[Wine] Limiting the execution of Wine to allowed programs

Martin Gregorie martin at gregorie.org
Wed Jan 11 05:19:46 CST 2012

On Tue, 2012-01-10 at 21:36 -0600, tomsawyer2k5 wrote:

> I was thinking something like having Mint not even recognize the .exe
> extension by removing the file association, but then how do I get Wine
> to execute the three games I've installed?
That wouldn't work because, although Linux uses file extensions to
associate data files with the programs that operate on them, this is
irrelevant when it comes to executing a program.

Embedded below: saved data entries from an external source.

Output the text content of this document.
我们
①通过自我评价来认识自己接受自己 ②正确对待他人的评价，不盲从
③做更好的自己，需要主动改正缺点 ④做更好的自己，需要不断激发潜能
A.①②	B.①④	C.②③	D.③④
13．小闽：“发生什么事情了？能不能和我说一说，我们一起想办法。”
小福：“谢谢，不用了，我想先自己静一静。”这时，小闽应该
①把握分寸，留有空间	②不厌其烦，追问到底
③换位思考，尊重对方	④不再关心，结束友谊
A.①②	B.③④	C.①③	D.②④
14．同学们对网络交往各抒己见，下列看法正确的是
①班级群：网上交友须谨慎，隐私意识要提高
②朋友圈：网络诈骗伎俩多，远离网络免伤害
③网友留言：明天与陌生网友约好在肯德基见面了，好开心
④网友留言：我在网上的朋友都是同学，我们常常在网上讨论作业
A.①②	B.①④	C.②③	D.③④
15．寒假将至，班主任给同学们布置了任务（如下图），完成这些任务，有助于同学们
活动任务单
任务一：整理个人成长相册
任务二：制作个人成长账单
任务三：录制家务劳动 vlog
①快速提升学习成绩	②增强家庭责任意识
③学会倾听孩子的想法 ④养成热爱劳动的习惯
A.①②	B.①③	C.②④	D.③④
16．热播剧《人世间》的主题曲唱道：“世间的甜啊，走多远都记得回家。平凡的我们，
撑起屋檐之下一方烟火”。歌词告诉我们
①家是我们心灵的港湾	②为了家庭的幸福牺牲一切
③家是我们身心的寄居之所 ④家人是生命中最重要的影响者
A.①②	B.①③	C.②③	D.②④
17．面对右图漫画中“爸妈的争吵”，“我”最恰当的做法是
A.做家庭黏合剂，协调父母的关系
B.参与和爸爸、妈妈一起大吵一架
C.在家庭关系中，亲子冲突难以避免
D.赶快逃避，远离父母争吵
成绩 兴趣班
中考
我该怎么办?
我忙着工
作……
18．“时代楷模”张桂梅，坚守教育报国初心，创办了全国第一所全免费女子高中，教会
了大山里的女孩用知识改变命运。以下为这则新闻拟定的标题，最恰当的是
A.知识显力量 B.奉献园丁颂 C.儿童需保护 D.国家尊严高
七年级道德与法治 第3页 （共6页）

All that matters for a standard Linux program to be run is whether: 
(1) the binary can be found, which means that one of these must be true:
    - it is in the user's search path
    - it is referenced with a relative path name, e.g. ./mybinary
    - it is referenced directly with an absolute pathname, e.g.
(2) its access permissions mark it as executable by the user who is
    trying to run it.

The file name of a binary executable is not relevant for deciding
whether to run it.
Wine apps are a bit different: if they have the appropriate executable
permissions set and you're in the right directory or use an absolute
pathname the app may start and run: at least one of the apps I use does
that. Condition (1) above still applies, but Wine apps can also be run
by explicitly calling wine:

   wine myapp.exe

regardless of whether the execute permissions are set or not and
regardless of what the file extension may be (rename a Windows exe and
see this for yourself). All that matters in this case is that the
executable must be readable by the user trying to run it.

So, in the end it all comes down to using file permissions to control
who gets to run any binary executable.